En una entrevista con el diario The Boston Globe este mismo martes, pocas horas antes de que encontraran el cuerpo de su hijo, Ailina Fernandes contó que había hablado con su hijo por última vez el 16 de agosto y que desde entonces no había tenido más noticias suyas, por lo cual llamó a la base y supo que le habían dado el alta el 17 y no lo habían vuelto a ver desde que un sargento lo había llevado hasta su casa, fuera de la base.

Al día siguiente, Elder no se presentó en su puesto de trabajo en Fort Hood. Fue entones cuando su madre decidió que tenía que saber qué estaba pasando y se compró un billete de Boston a Texas, para ir a ver a su hijo.

«No puedo volver a Boston sin mi hijo», dijo Ailina Fernandes a ese diario. “Necesito respuestas. No puedo reanudar mi vida sin saberlas».

Tras la desaparición de Elder, la Base de Fort Hood había comunicado que al parecer el sargento había huído por su cuenta y voluntad propia.

Continúan las muertes de soldados de Fort Hood

Elder Fernandes es el décimo soldado que ha desaparecido de la base en un año. Cinco de esos casos han sido considerados homicidios sin resolver, de acuerdo con la organización sin fines de lucro ‘Missing People in America’.

Y lo más preocupante: Elder es el segundo soldado en desaparecer desde abril vinculado a denuncias por agresiones sexuales. El caso anterior fue el de Vanessa Guillén, que también terminó de forma trágica.

Además, los restos de dos soldados desaparecidos fueron descubiertos fuera de la base el 21 de junio y el 1 de julio respectivamente.

A raíz del caso de Vanessa Guillén, que estremeció al país, una soldado que prestó sus servicios en Fort Hood por más de un año contó a Univision Noticias que el acoso sexual es frecuente dentro de la base militar.

«Yo tuve varias amigas que fueron víctimas del acoso persistente de sus superiores.

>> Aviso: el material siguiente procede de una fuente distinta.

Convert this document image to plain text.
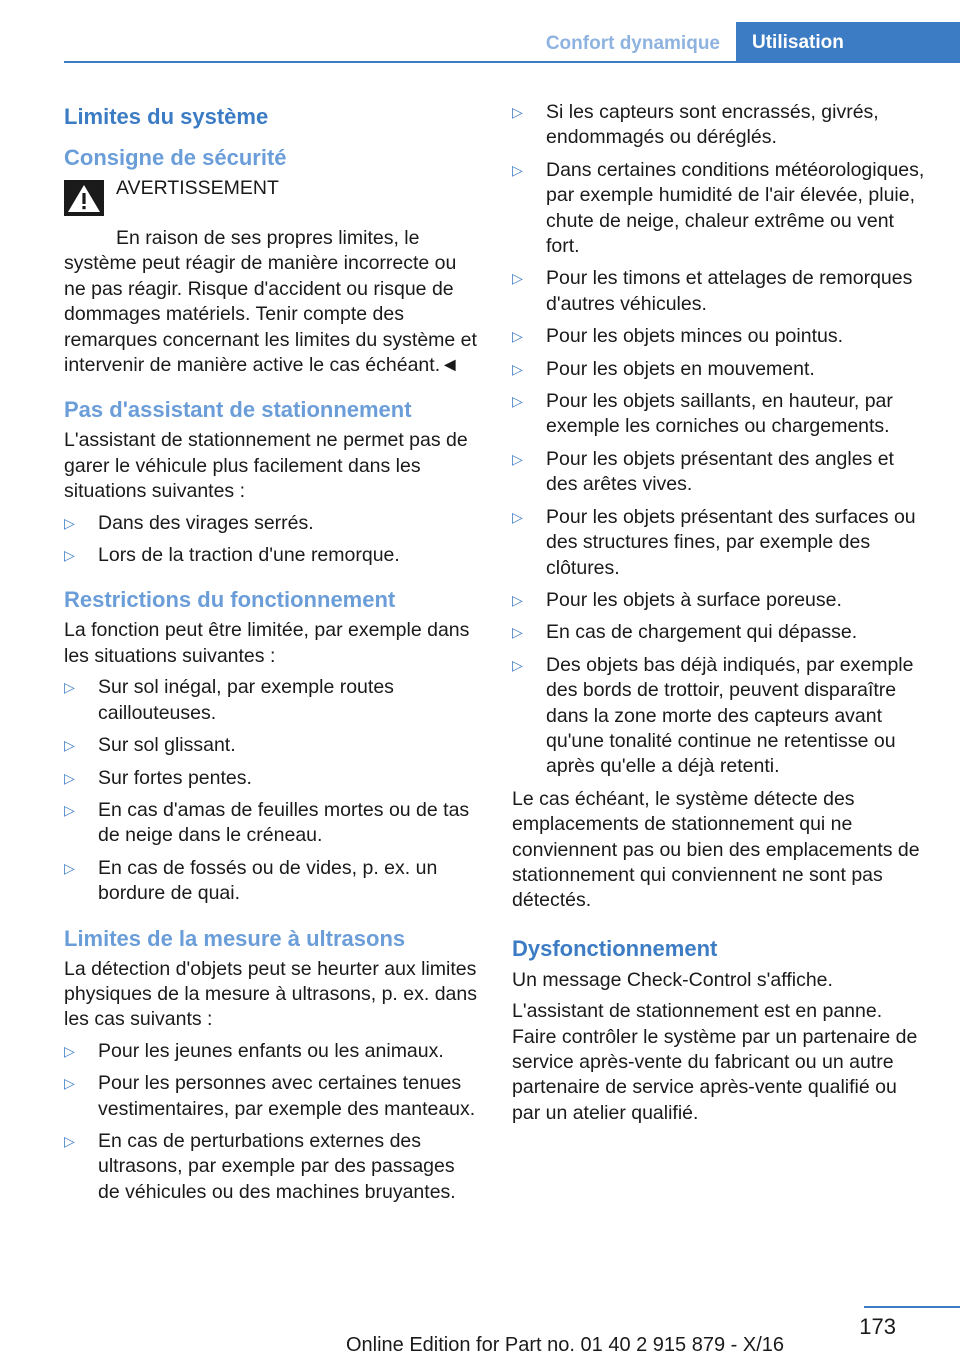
Confort dynamique	Utilisation
Limites du système
Consigne de sécurité
AVERTISSEMENT

En raison de ses propres limites, le système peut réagir de manière incorrecte ou ne pas réagir. Risque d'accident ou risque de dommages matériels. Tenir compte des remarques concernant les limites du système et intervenir de manière active le cas échéant.◄

Pas d'assistant de stationnement

L'assistant de stationnement ne permet pas de garer le véhicule plus facilement dans les situations suivantes :

▷ Dans des virages serrés.
▷ Lors de la traction d'une remorque.
Restrictions du fonctionnement

La fonction peut être limitée, par exemple dans les situations suivantes :

▷ Sur sol inégal, par exemple routes caillouteuses.
▷ Sur sol glissant.
▷ Sur fortes pentes.
▷ En cas d'amas de feuilles mortes ou de tas de neige dans le créneau.
▷ En cas de fossés ou de vides, p. ex. un bordure de quai.
Limites de la mesure à ultrasons

La détection d'objets peut se heurter aux limites physiques de la mesure à ultrasons, p. ex. dans les cas suivants :

▷ Pour les jeunes enfants ou les animaux.
▷ Pour les personnes avec certaines tenues vestimentaires, par exemple des manteaux.
▷ En cas de perturbations externes des ultrasons, par exemple par des passages de véhicules ou des machines bruyantes.
▷ Si les capteurs sont encrassés, givrés, endommagés ou déréglés.
▷ Dans certaines conditions météorologiques, par exemple humidité de l'air élevée, pluie, chute de neige, chaleur extrême ou vent fort.
▷ Pour les timons et attelages de remorques d'autres véhicules.
▷ Pour les objets minces ou pointus.
▷ Pour les objets en mouvement.
▷ Pour les objets saillants, en hauteur, par exemple les corniches ou chargements.
▷ Pour les objets présentant des angles et des arêtes vives.
▷ Pour les objets présentant des surfaces ou des structures fines, par exemple des clôtures.
▷ Pour les objets à surface poreuse.
▷ En cas de chargement qui dépasse.
▷ Des objets bas déjà indiqués, par exemple des bords de trottoir, peuvent disparaître dans la zone morte des capteurs avant qu'une tonalité continue ne retentisse ou après qu'elle a déjà retenti.

Le cas échéant, le système détecte des emplacements de stationnement qui ne conviennent pas ou bien des emplacements de stationnement qui conviennent ne sont pas détectés.

Dysfonctionnement

Un message Check-Control s'affiche.

L'assistant de stationnement est en panne. Faire contrôler le système par un partenaire de service après-vente du fabricant ou un autre partenaire de service après-vente qualifié ou par un atelier qualifié.

173
Online Edition for Part no. 01 40 2 915 879 - X/16
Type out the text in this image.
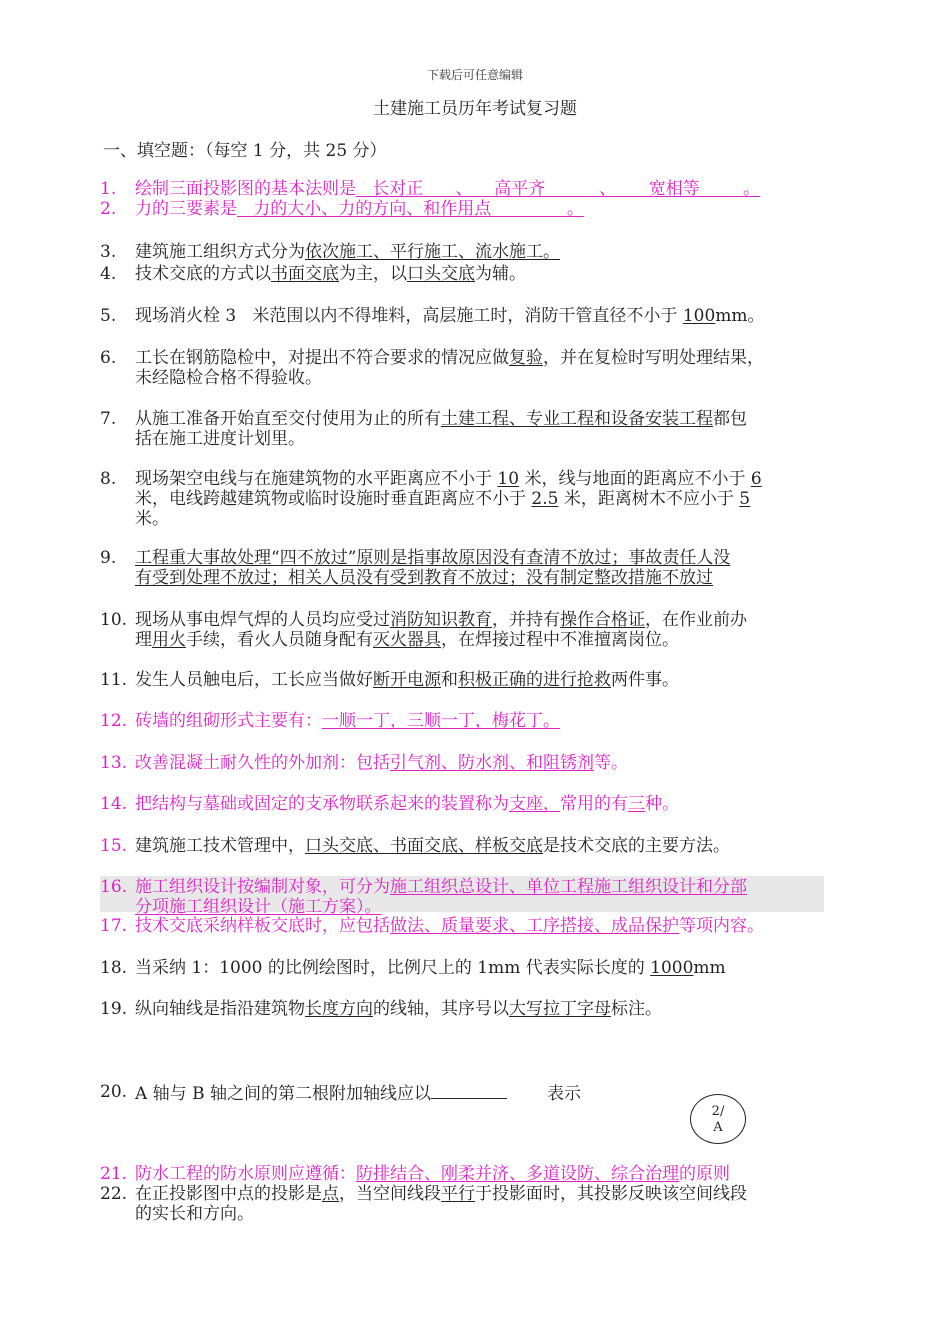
下载后可任意编辑
土建施工员历年考试复习题
一、填空题：（每空 1 分，共 25 分）
1. 绘制三面投影图的基本法则是   长对正      、    高平齐          、      宽相等        。
2. 力的三要素是   力的大小、力的方向、和作用点              。
3. 建筑施工组织方式分为依次施工、平行施工、流水施工。
4. 技术交底的方式以书面交底为主，以口头交底为辅。
5. 现场消火栓 3   米范围以内不得堆料，高层施工时，消防干管直径不小于 100mm。
6. 工长在钢筋隐检中，对提出不符合要求的情况应做复验，并在复检时写明处理结果，
未经隐检合格不得验收。
7. 从施工准备开始直至交付使用为止的所有土建工程、专业工程和设备安装工程都包
括在施工进度计划里。
8. 现场架空电线与在施建筑物的水平距离应不小于 10 米，线与地面的距离应不小于 6
米，电线跨越建筑物或临时设施时垂直距离应不小于 2.5 米，距离树木不应小于 5
米。
9. 工程重大事故处理“四不放过”原则是指事故原因没有查清不放过；事故责任人没
有受到处理不放过；相关人员没有受到教育不放过；没有制定整改措施不放过
10. 现场从事电焊气焊的人员均应受过消防知识教育，并持有操作合格证，在作业前办
理用火手续，看火人员随身配有灭火器具，在焊接过程中不准擅离岗位。
11. 发生人员触电后，工长应当做好断开电源和积极正确的进行抢救两件事。
12. 砖墙的组砌形式主要有：一顺一丁，三顺一丁，梅花丁。
13. 改善混凝土耐久性的外加剂：包括引气剂、防水剂、和阻锈剂等。
14. 把结构与墓础或固定的支承物联系起来的装置称为支座，常用的有三种。
15. 建筑施工技术管理中，口头交底、书面交底、样板交底是技术交底的主要方法。
16. 施工组织设计按编制对象，可分为施工组织总设计、单位工程施工组织设计和分部
分项施工组织设计（施工方案）。
17. 技术交底采纳样板交底时，应包括做法、质量要求、工序搭接、成品保护等项内容。
18. 当采纳 1：1000 的比例绘图时，比例尺上的 1mm 代表实际长度的 1000mm
19. 纵向轴线是指沿建筑物长度方向的线轴，其序号以大写拉丁字母标注。
20. A 轴与 B 轴之间的第二根附加轴线应以	表示
2/
A
21. 防水工程的防水原则应遵循：防排结合、刚柔并济、多道设防、综合治理的原则
22. 在正投影图中点的投影是点，当空间线段平行于投影面时，其投影反映该空间线段
的实长和方向。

También conozco la historia de una soldado que fue violada dentro de esta base y cuyas denuncias jamás trascendieron», indicó la soldado retirada, que pidió no revelar su identidad.

«La culpa es de ellos»

Antes de conocer la terrible noticia esta noche, la familia de Elder aseguraba que su hijo nunca se haría daño a sí mismo y que no huiría sin decirles nada.

Tras conocer la muerte de su hijo, su madre aseguró al Boston Globe que «si Elder se lastimó, es culpa del Ejército».

“Si el Ejército hizo enloquecer a Elder hasta llevarlo a hacer algo así, entonces la culpa es de ellos, porque ese no es el Elder que conozco”, dijo al periódico vía telefónica.

Elder nació en Cabo Verde, su padre también era un agente de la ley. La familia se trasladó a Massachussets y Elder se convirtió en un especialista químico, biológico, radiológico y nuclear y se alistó en el Ejército en 2016.